A importância da educação financeira na vida do cidadão
Enviada em 13/05/2022
O romance “Madame Bovary” retrata Emma Bovary, uma jovem desiludida e frustrada, que buscava no adultério e no consumo exacerbado, impossível de ser sustentado por sua condição e classe, uma fuga de sua vida medíocre. De maneira análoga, o consumismo perpassou a ficção e o tempo, afetando a sociedade contemporânea e explicitando a importância da educação financeira na vida do cidadão. Nesse prisma, destacam-se dois aspectos importantes: a implementação tardia do estudo sobre finanças na grade curricular brasileira e a falta de transparência das instuições financeiras em relação a juros e taxas.
Em primeira análise, evidencia-se a inexperiência das gerações passadas com o dinheiro e a ignorância sobre como gerir as próprias finanças, causada pela falta de educação financeira nas escolas. Sob essa ótica, segundo a ANBIMA, 40% dos brasileiros não poupam nenhuma quantia e 61,5% das famílias estão envididadas. Dessa forma, criamos um corpo social adulto que não sabe escolher, planejar e tomar decisões conscientes, cedendo ao consumismo.

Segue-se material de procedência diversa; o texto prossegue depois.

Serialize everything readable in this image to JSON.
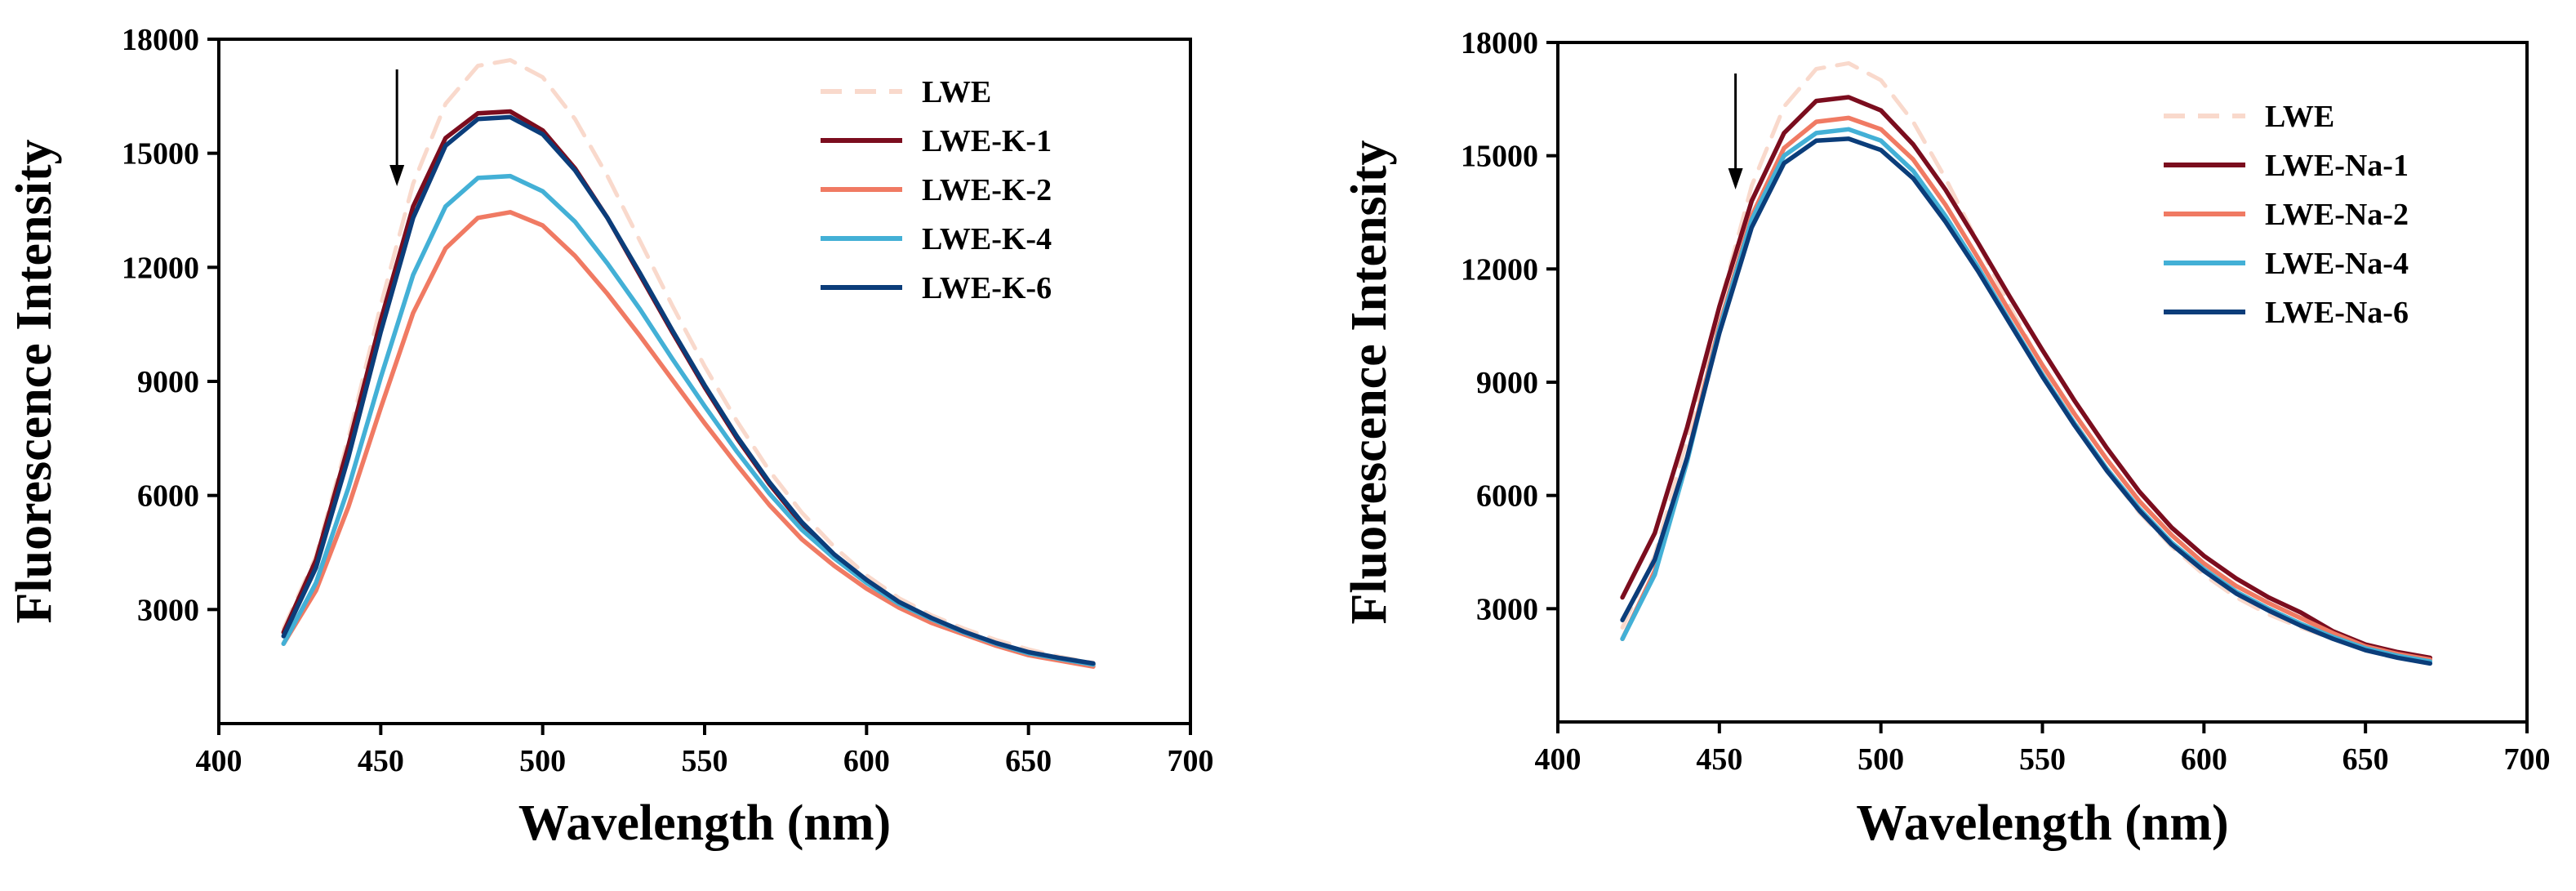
{
  "chart_data": [
    {
      "type": "line",
      "title": "",
      "xlabel": "Wavelength (nm)",
      "ylabel": "Fluorescence Intensity",
      "xlim": [
        400,
        700
      ],
      "ylim": [
        0,
        18000
      ],
      "xticks": [
        400,
        450,
        500,
        550,
        600,
        650,
        700
      ],
      "yticks": [
        3000,
        6000,
        9000,
        12000,
        15000,
        18000
      ],
      "legend_position": "top-right",
      "annotation": "downward arrow at ~455 nm",
      "x": [
        420,
        430,
        440,
        450,
        460,
        470,
        480,
        490,
        500,
        510,
        520,
        530,
        540,
        550,
        560,
        570,
        580,
        590,
        600,
        610,
        620,
        630,
        640,
        650,
        660,
        670
      ],
      "series": [
        {
          "name": "LWE",
          "color": "#f9d9cc",
          "dashed": true,
          "values": [
            2500,
            4400,
            7500,
            11000,
            14200,
            16300,
            17300,
            17450,
            17000,
            15900,
            14400,
            12700,
            11000,
            9400,
            7950,
            6650,
            5550,
            4650,
            3900,
            3300,
            2850,
            2500,
            2200,
            1950,
            1750,
            1600
          ]
        },
        {
          "name": "LWE-K-1",
          "color": "#7b0d1e",
          "dashed": false,
          "values": [
            2400,
            4300,
            7300,
            10600,
            13600,
            15400,
            16050,
            16100,
            15600,
            14600,
            13300,
            11800,
            10300,
            8850,
            7500,
            6300,
            5250,
            4400,
            3750,
            3150,
            2750,
            2400,
            2100,
            1850,
            1700,
            1550
          ]
        },
        {
          "name": "LWE-K-2",
          "color": "#f07a63",
          "dashed": false,
          "values": [
            2100,
            3500,
            5700,
            8300,
            10800,
            12500,
            13300,
            13450,
            13100,
            12300,
            11300,
            10200,
            9050,
            7900,
            6800,
            5750,
            4850,
            4150,
            3550,
            3050,
            2650,
            2350,
            2050,
            1800,
            1650,
            1500
          ]
        },
        {
          "name": "LWE-K-4",
          "color": "#43b0d6",
          "dashed": false,
          "values": [
            2100,
            3700,
            6200,
            9100,
            11800,
            13600,
            14350,
            14400,
            14000,
            13200,
            12100,
            10900,
            9600,
            8350,
            7150,
            6050,
            5100,
            4350,
            3700,
            3150,
            2750,
            2400,
            2100,
            1850,
            1700,
            1550
          ]
        },
        {
          "name": "LWE-K-6",
          "color": "#0b3d7a",
          "dashed": false,
          "values": [
            2300,
            4100,
            7000,
            10300,
            13300,
            15200,
            15900,
            15950,
            15500,
            14550,
            13300,
            11850,
            10350,
            8900,
            7550,
            6350,
            5300,
            4450,
            3780,
            3200,
            2780,
            2420,
            2120,
            1880,
            1720,
            1580
          ]
        }
      ]
    },
    {
      "type": "line",
      "title": "",
      "xlabel": "Wavelength (nm)",
      "ylabel": "Fluorescence Intensity",
      "xlim": [
        400,
        700
      ],
      "ylim": [
        0,
        18000
      ],
      "xticks": [
        400,
        450,
        500,
        550,
        600,
        650,
        700
      ],
      "yticks": [
        3000,
        6000,
        9000,
        12000,
        15000,
        18000
      ],
      "legend_position": "top-right",
      "annotation": "downward arrow at ~455 nm",
      "x": [
        420,
        430,
        440,
        450,
        460,
        470,
        480,
        490,
        500,
        510,
        520,
        530,
        540,
        550,
        560,
        570,
        580,
        590,
        600,
        610,
        620,
        630,
        640,
        650,
        660,
        670
      ],
      "series": [
        {
          "name": "LWE",
          "color": "#f9d9cc",
          "dashed": true,
          "values": [
            2500,
            4400,
            7500,
            11000,
            14200,
            16300,
            17300,
            17450,
            17000,
            15900,
            14400,
            12700,
            11000,
            9400,
            7950,
            6650,
            5550,
            4650,
            3900,
            3300,
            2850,
            2500,
            2200,
            1950,
            1750,
            1600
          ]
        },
        {
          "name": "LWE-Na-1",
          "color": "#7b0d1e",
          "dashed": false,
          "values": [
            3300,
            5000,
            7800,
            11000,
            13800,
            15600,
            16450,
            16550,
            16200,
            15300,
            14100,
            12700,
            11250,
            9850,
            8500,
            7250,
            6100,
            5150,
            4400,
            3800,
            3300,
            2900,
            2400,
            2050,
            1850,
            1700
          ]
        },
        {
          "name": "LWE-Na-2",
          "color": "#f07a63",
          "dashed": false,
          "values": [
            2200,
            4000,
            7000,
            10500,
            13400,
            15200,
            15900,
            16000,
            15700,
            14900,
            13700,
            12300,
            10850,
            9450,
            8150,
            6950,
            5850,
            4950,
            4200,
            3600,
            3150,
            2750,
            2350,
            2000,
            1800,
            1650
          ]
        },
        {
          "name": "LWE-Na-4",
          "color": "#43b0d6",
          "dashed": false,
          "values": [
            2200,
            3900,
            6900,
            10400,
            13300,
            15000,
            15600,
            15700,
            15400,
            14600,
            13400,
            12050,
            10600,
            9200,
            7900,
            6700,
            5650,
            4750,
            4050,
            3450,
            3000,
            2600,
            2250,
            1950,
            1750,
            1600
          ]
        },
        {
          "name": "LWE-Na-6",
          "color": "#0b3d7a",
          "dashed": false,
          "values": [
            2700,
            4300,
            7000,
            10300,
            13100,
            14800,
            15400,
            15450,
            15150,
            14400,
            13250,
            11950,
            10550,
            9150,
            7850,
            6650,
            5600,
            4700,
            4000,
            3400,
            2950,
            2550,
            2200,
            1900,
            1700,
            1550
          ]
        }
      ]
    }
  ]
}
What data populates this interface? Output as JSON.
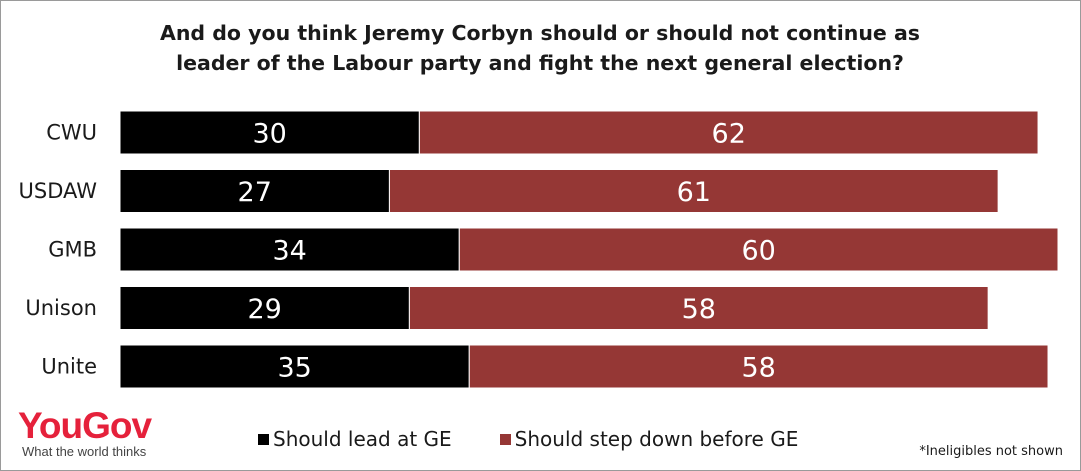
{
  "chart_data": {
    "type": "bar",
    "stacked": true,
    "orientation": "horizontal",
    "title": [
      "And do you think Jeremy Corbyn should or should not continue as",
      "leader of the Labour party and fight the next general election?"
    ],
    "categories": [
      "CWU",
      "USDAW",
      "GMB",
      "Unison",
      "Unite"
    ],
    "series": [
      {
        "name": "Should lead at GE",
        "color": "#000000",
        "values": [
          30,
          27,
          34,
          29,
          35
        ]
      },
      {
        "name": "Should step down before GE",
        "color": "#953735",
        "values": [
          62,
          61,
          60,
          58,
          58
        ]
      }
    ],
    "legend_position": "bottom",
    "grid": false
  },
  "logo": {
    "word": "YouGov",
    "tagline": "What the world thinks"
  },
  "footnote": "*Ineligibles not shown"
}
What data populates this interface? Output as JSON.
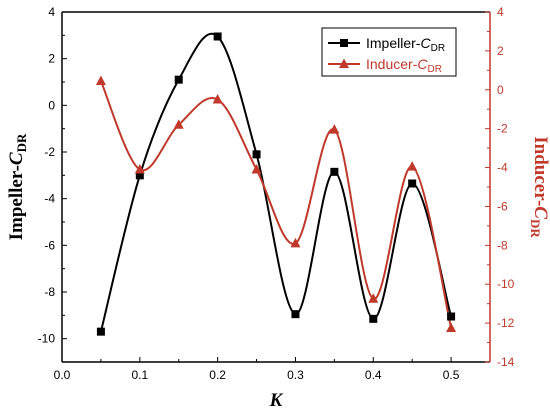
{
  "chart_data": {
    "type": "line",
    "xlabel": "K",
    "xlim": [
      0.0,
      0.55
    ],
    "xticks": [
      "0.0",
      "0.1",
      "0.2",
      "0.3",
      "0.4",
      "0.5"
    ],
    "y_left": {
      "label_main": "Impeller-",
      "label_var": "C",
      "label_sub": "DR",
      "ylim": [
        -11,
        4
      ],
      "ticks": [
        "-10",
        "-8",
        "-6",
        "-4",
        "-2",
        "0",
        "2",
        "4"
      ],
      "color": "#000000"
    },
    "y_right": {
      "label_main": "Inducer-",
      "label_var": "C",
      "label_sub": "DR",
      "ylim": [
        -14,
        4
      ],
      "ticks": [
        "-14",
        "-12",
        "-10",
        "-8",
        "-6",
        "-4",
        "-2",
        "0",
        "2",
        "4"
      ],
      "color": "#c0392b"
    },
    "series": [
      {
        "name_main": "Impeller-",
        "name_var": "C",
        "name_sub": "DR",
        "axis": "left",
        "color": "#000000",
        "marker": "square",
        "x": [
          0.05,
          0.1,
          0.15,
          0.2,
          0.25,
          0.3,
          0.35,
          0.4,
          0.45,
          0.5
        ],
        "y": [
          -9.7,
          -3.0,
          1.1,
          2.95,
          -2.1,
          -8.95,
          -2.85,
          -9.15,
          -3.35,
          -9.05
        ]
      },
      {
        "name_main": "Inducer-",
        "name_var": "C",
        "name_sub": "DR",
        "axis": "right",
        "color": "#c0392b",
        "marker": "triangle",
        "x": [
          0.05,
          0.1,
          0.15,
          0.2,
          0.25,
          0.3,
          0.35,
          0.4,
          0.45,
          0.5
        ],
        "y": [
          0.45,
          -4.1,
          -1.8,
          -0.5,
          -4.1,
          -7.9,
          -2.05,
          -10.75,
          -3.95,
          -12.25
        ]
      }
    ],
    "legend_position": "top-right"
  }
}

Além disso, é notória a manipulação do comportamento das massas pelas instituições financeiras, que se aproveitam da falta de conhecimento dos indivíduos para enganá-los com juros e taxas abusivas, levando-os ao endividamento. Dessa forma, o sociólogo polonês, Zygmunt Bauman afirma que o capitalismo transforma o ser humano em mera mercadoria e que o consumo se tornou o centro das nossas relações sociais e o propósito da existência de muitos. Consoante a isso, o homem do século XXI busca em bens materiais o prestígio social a todo custo, mesmo que para isso seja explorado por bancos e se endivide.
Depreende-se, portanto, a necessidade da adoção de medidas que venham mitigar o entrave. Sendo assim, cabe ao Ministério da Educação criar o projeto “Saber Econômico”, a fim de capacitar os professores para o ensino financeiro, por meio de cursos e palestras com economistas e psicólogos, abordando o tema investimentos e análise do comportamento humano. Somente assim, os pedagogos poderão compreender seus alunos e passar de forma eficaz os ensinamentos sobre finanças à nova geração, evitando que casos como o de Emma Bovary se repitam no corpo social brasileiro.